Tomlinson v. County of Alameda et al., S188161 (Supreme Court, June 14, 2012)

By Jeffrey Forrest and Whitney Hodges

The California Supreme Court recently reinforced the CEQA requirement that a party must exhaust administrative remedies even where the public agency finds a project exempt from CEQA, if the agency (a) gave notice of the grounds for its exemption determination; and (b) held a public hearing on the project at which the public had the opportunity to object to the exemption determination, even though CEQA does not require the filing of a notice of determination for exemption determinations. This decision reversed the appellate court, and it represents a departure from the majority of prior appellate and superior court decisions on this issue.

In Tomlinson the Alameda County Board of Supervisors found that a proposed building project was categorically exempt from CEQA under CEQA Guidelines section 15332 as “infill,” and approved the project. The petitioners had raised numerous objections to the proposed project at the County Board of Supervisors’ hearing, but had not specifically stated that the reason the CEQA infill exemption did not apply was that the project was not located “within city limits.” At issue before the Supreme Court was the CEQA provision that requires a petitioner to present “to the public agency orally or in writing by any person during the public comment period…or prior to the close of the public hearing on the project before the issuance of the notice of determination" any concerns it wishes to raise in a later court challenge. Pub. Res. Code § 21177(a) (emphasis added). This “exhaustion” doctrine requires a party to raise its concerns about a proposed project before the project is approved by a public agency so the agency has an opportunity to address the concern; any objection not so raised is barred from later being brought in a judicial challenge.
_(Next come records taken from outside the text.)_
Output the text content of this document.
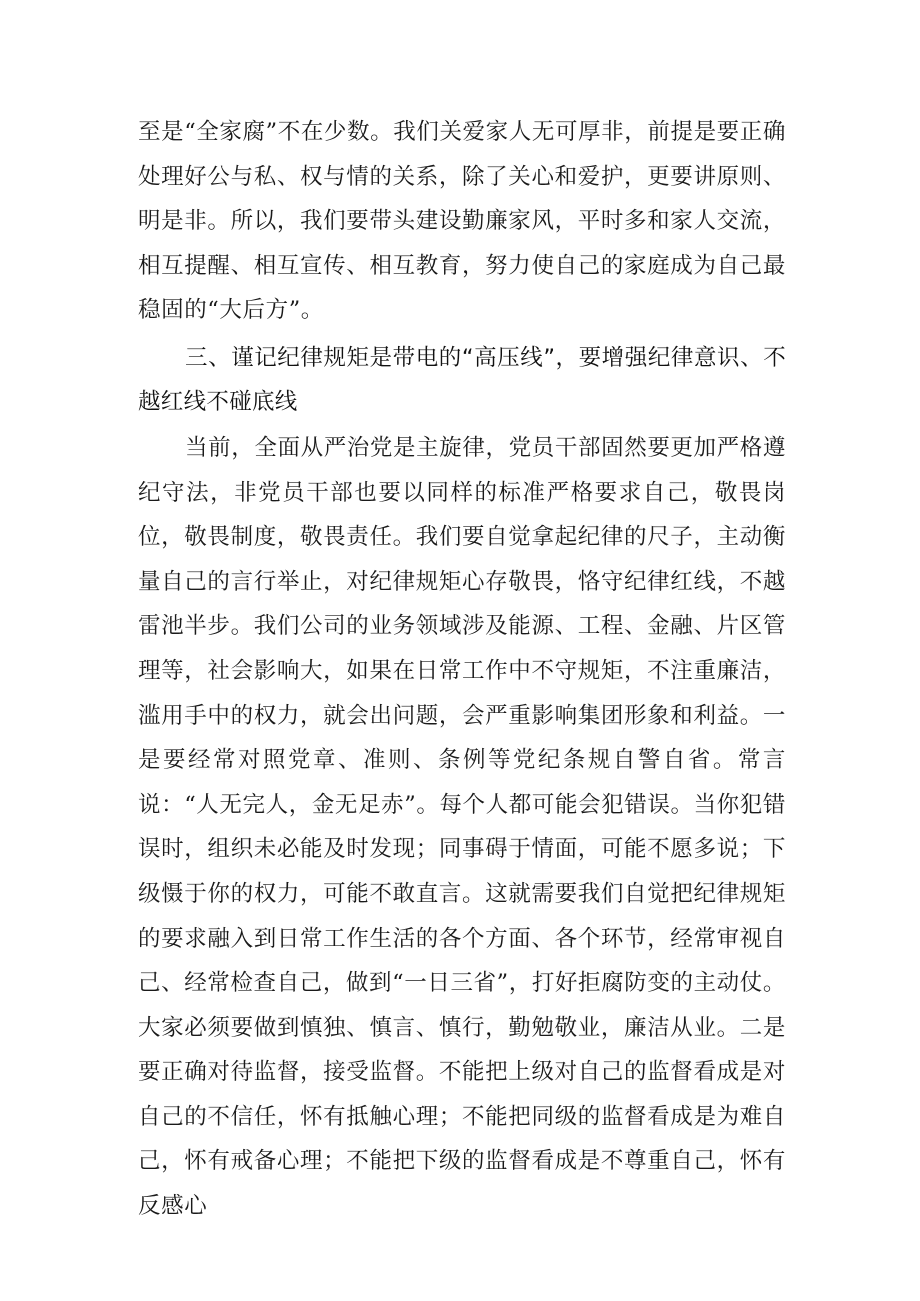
至是“全家腐”不在少数。我们关爱家人无可厚非，前提是要正确处理好公与私、权与情的关系，除了关心和爱护，更要讲原则、明是非。所以，我们要带头建设勤廉家风，平时多和家人交流，相互提醒、相互宣传、相互教育，努力使自己的家庭成为自己最稳固的“大后方”。

三、谨记纪律规矩是带电的“高压线”，要增强纪律意识、不越红线不碰底线

当前，全面从严治党是主旋律，党员干部固然要更加严格遵纪守法，非党员干部也要以同样的标准严格要求自己，敬畏岗位，敬畏制度，敬畏责任。我们要自觉拿起纪律的尺子，主动衡量自己的言行举止，对纪律规矩心存敬畏，恪守纪律红线，不越雷池半步。我们公司的业务领域涉及能源、工程、金融、片区管理等，社会影响大，如果在日常工作中不守规矩，不注重廉洁，滥用手中的权力，就会出问题，会严重影响集团形象和利益。一是要经常对照党章、准则、条例等党纪条规自警自省。常言说：“人无完人，金无足赤”。每个人都可能会犯错误。当你犯错误时，组织未必能及时发现；同事碍于情面，可能不愿多说；下级慑于你的权力，可能不敢直言。这就需要我们自觉把纪律规矩的要求融入到日常工作生活的各个方面、各个环节，经常审视自己、经常检查自己，做到“一日三省”，打好拒腐防变的主动仗。大家必须要做到慎独、慎言、慎行，勤勉敬业，廉洁从业。二是要正确对待监督，接受监督。不能把上级对自己的监督看成是对自己的不信任，怀有抵触心理；不能把同级的监督看成是为难自己，怀有戒备心理；不能把下级的监督看成是不尊重自己，怀有反感心
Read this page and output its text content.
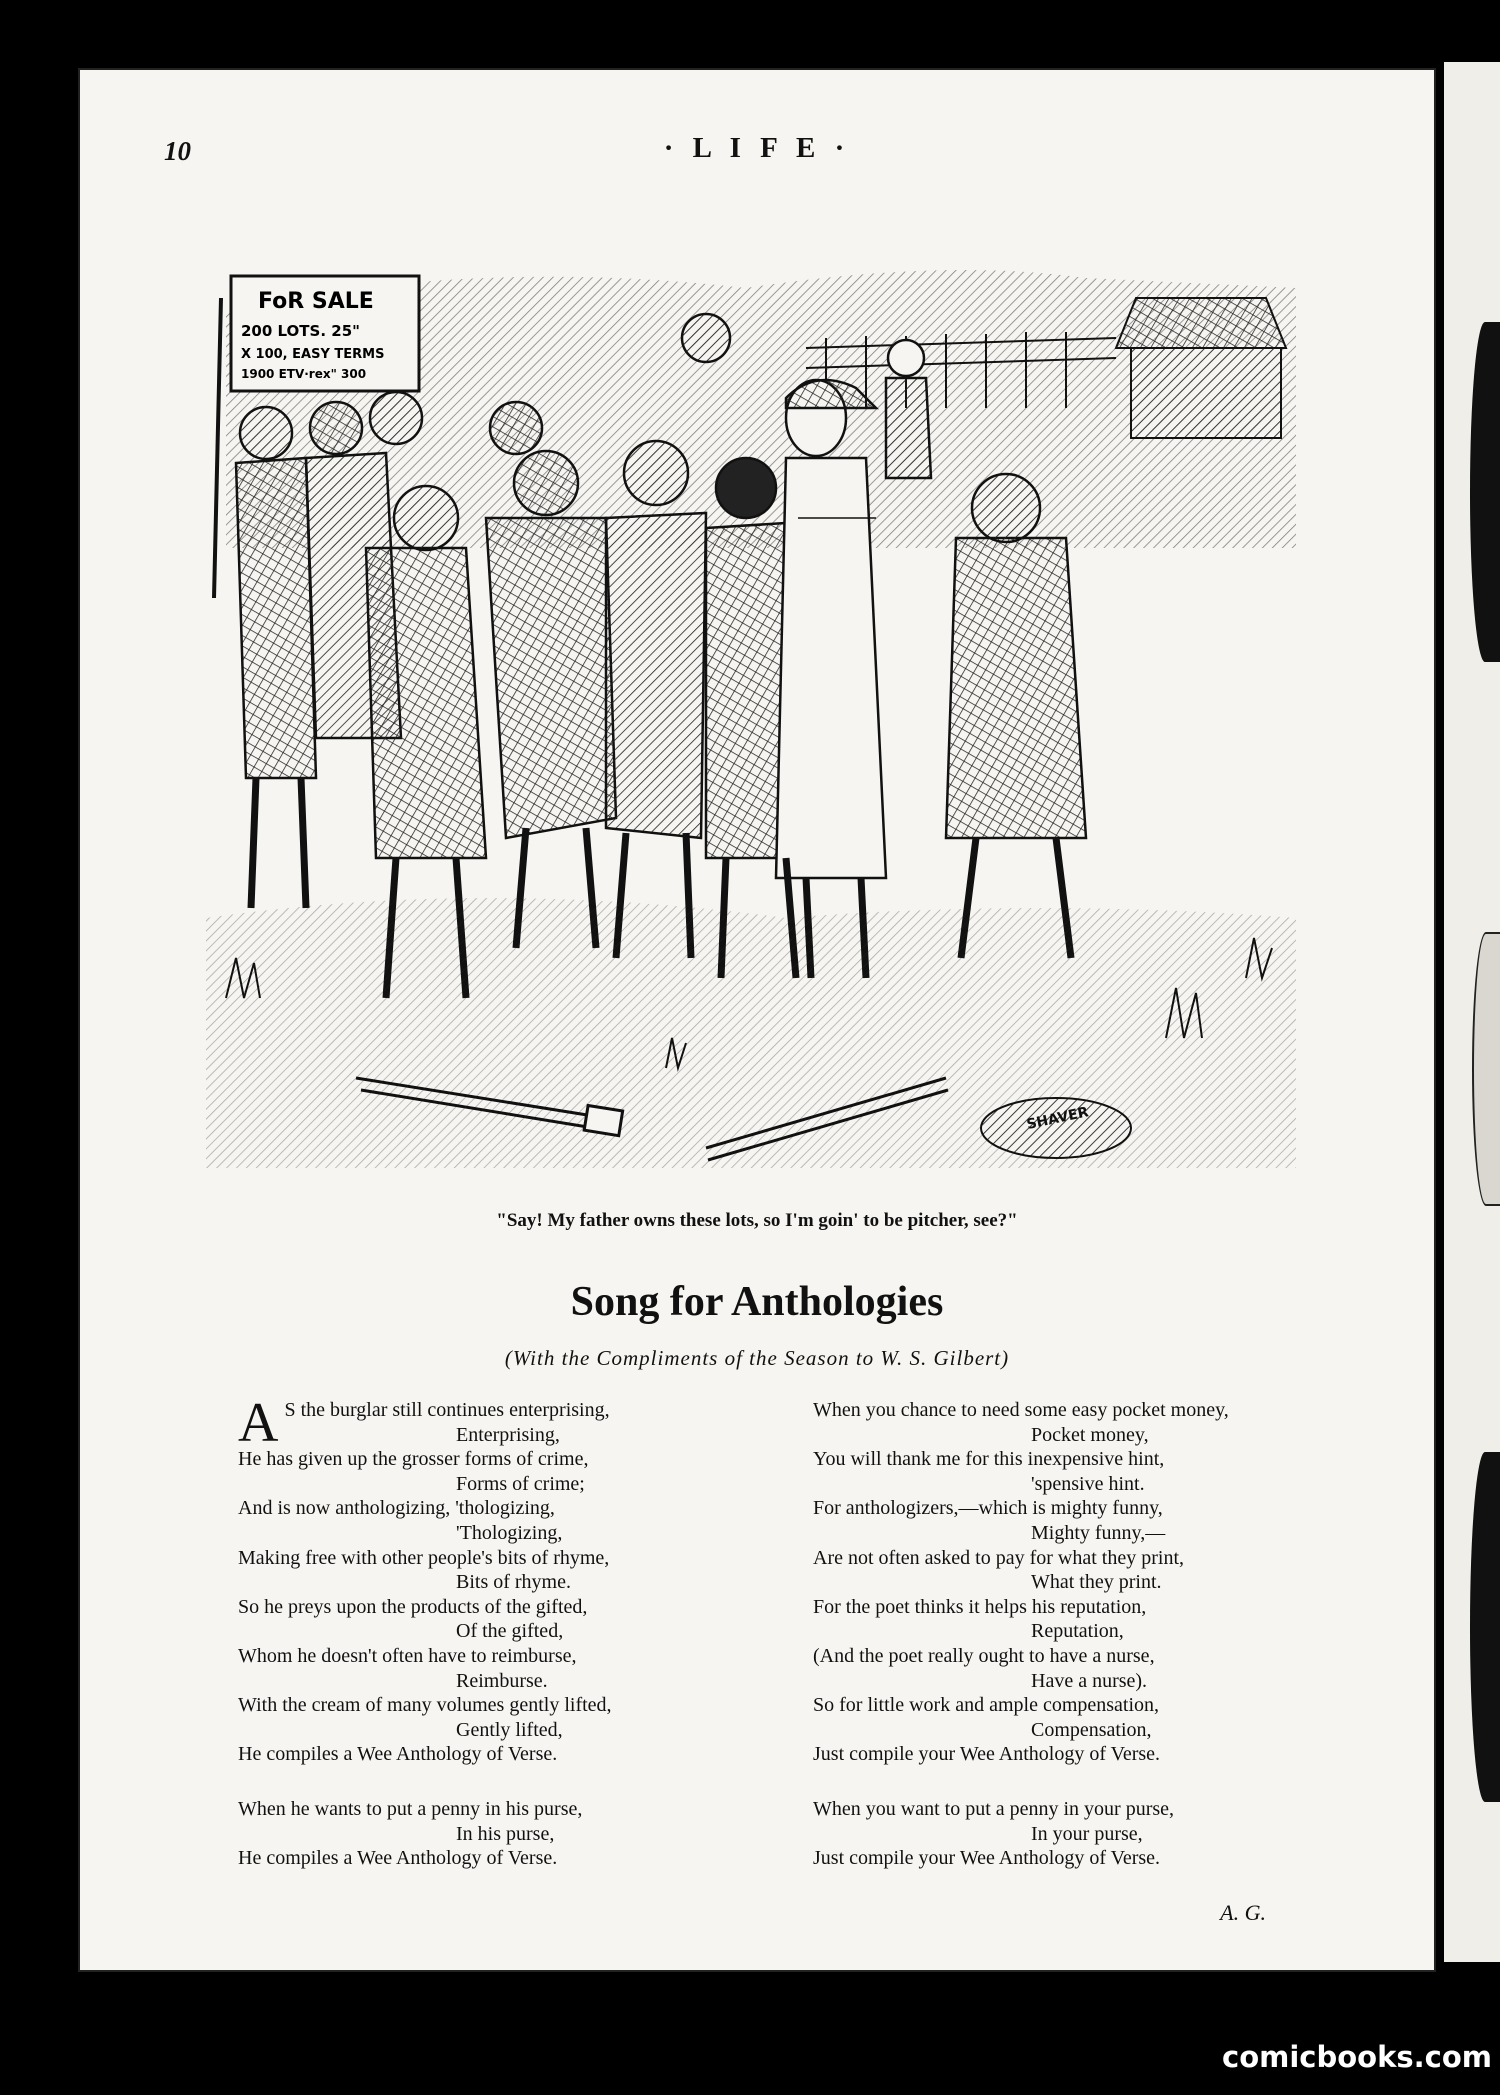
10	· L I F E ·
FoR SALE
200 LOTS. 25"
X 100, EASY TERMS
1900 ETV·rex" 300
SHAVER
"Say! My father owns these lots, so I'm goin' to be pitcher, see?"
Song for Anthologies
(With the Compliments of the Season to W. S. Gilbert)
A S the burglar still continues enterprising,
Enterprising,
He has given up the grosser forms of crime,
Forms of crime;
And is now anthologizing, 'thologizing,
'Thologizing,
Making free with other people's bits of rhyme,
Bits of rhyme.
So he preys upon the products of the gifted,
Of the gifted,
Whom he doesn't often have to reimburse,
Reimburse.
With the cream of many volumes gently lifted,
Gently lifted,
He compiles a Wee Anthology of Verse.
When he wants to put a penny in his purse,
In his purse,
He compiles a Wee Anthology of Verse.
When you chance to need some easy pocket money,
Pocket money,
You will thank me for this inexpensive hint,
'spensive hint.
For anthologizers,—which is mighty funny,
Mighty funny,—
Are not often asked to pay for what they print,
What they print.
For the poet thinks it helps his reputation,
Reputation,
(And the poet really ought to have a nurse,
Have a nurse).
So for little work and ample compensation,
Compensation,
Just compile your Wee Anthology of Verse.
When you want to put a penny in your purse,
In your purse,
Just compile your Wee Anthology of Verse.
A. G.
comicbooks.com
A prior appellate case, Azusa Land Reclamation Co. v. Main San Gabriel Basin Watermaster (1997) 52 Cal.App.4th 1165 (decision here), had held that Public Resources Code 21177 applies only: "where (1) CEQA provides a public comment period, or (2) there is a public hearing before a notice of determination is issued." Azusa, 52 Cal.App.4th at 1210. CEQA exemption determinations do not require the filing of a notice of determination even if a public hearing is held. Accordingly, many lower courts have relied on Azusa to hold that the exhaustion of remedies requirement does not apply when the court challenge pertains to a lead agency’s decision that a proposed project is categorically exempt from CEQA compliance even if the lead agency holds a hearing on the project. The Supreme Court determined that providing the public the opportunity to object in a public hearing was essential to whether the exhaustion requirement applies, not whether such public hearings are followed by the filing of a notice of determination. Indeed, the Supreme Court noted that the public agency in Azusa did not hold a public hearing. Thus, Tomlinson signals a significant departure in this area of the law and clarifies that, so long as the lead agency holds a public hearing prior to making the final exemption decision, project opponents must raise all CEQA-related issues to the agency before or during the public hearing or they cannot be raised later in court.

The Supreme Court remanded the Tomlinson case to the First District Court of Appeal to decide if the claims petitioners had raised were sufficient to put the County on notice that the opponents questioned the CEQA infill exemption’s applicability to the project, and to address the remaining contentions that had not been resolved because of the Court of Appeal’s conclusion that Section 21177’s exhaustion-of-administrative remedies requirement was inapplicable.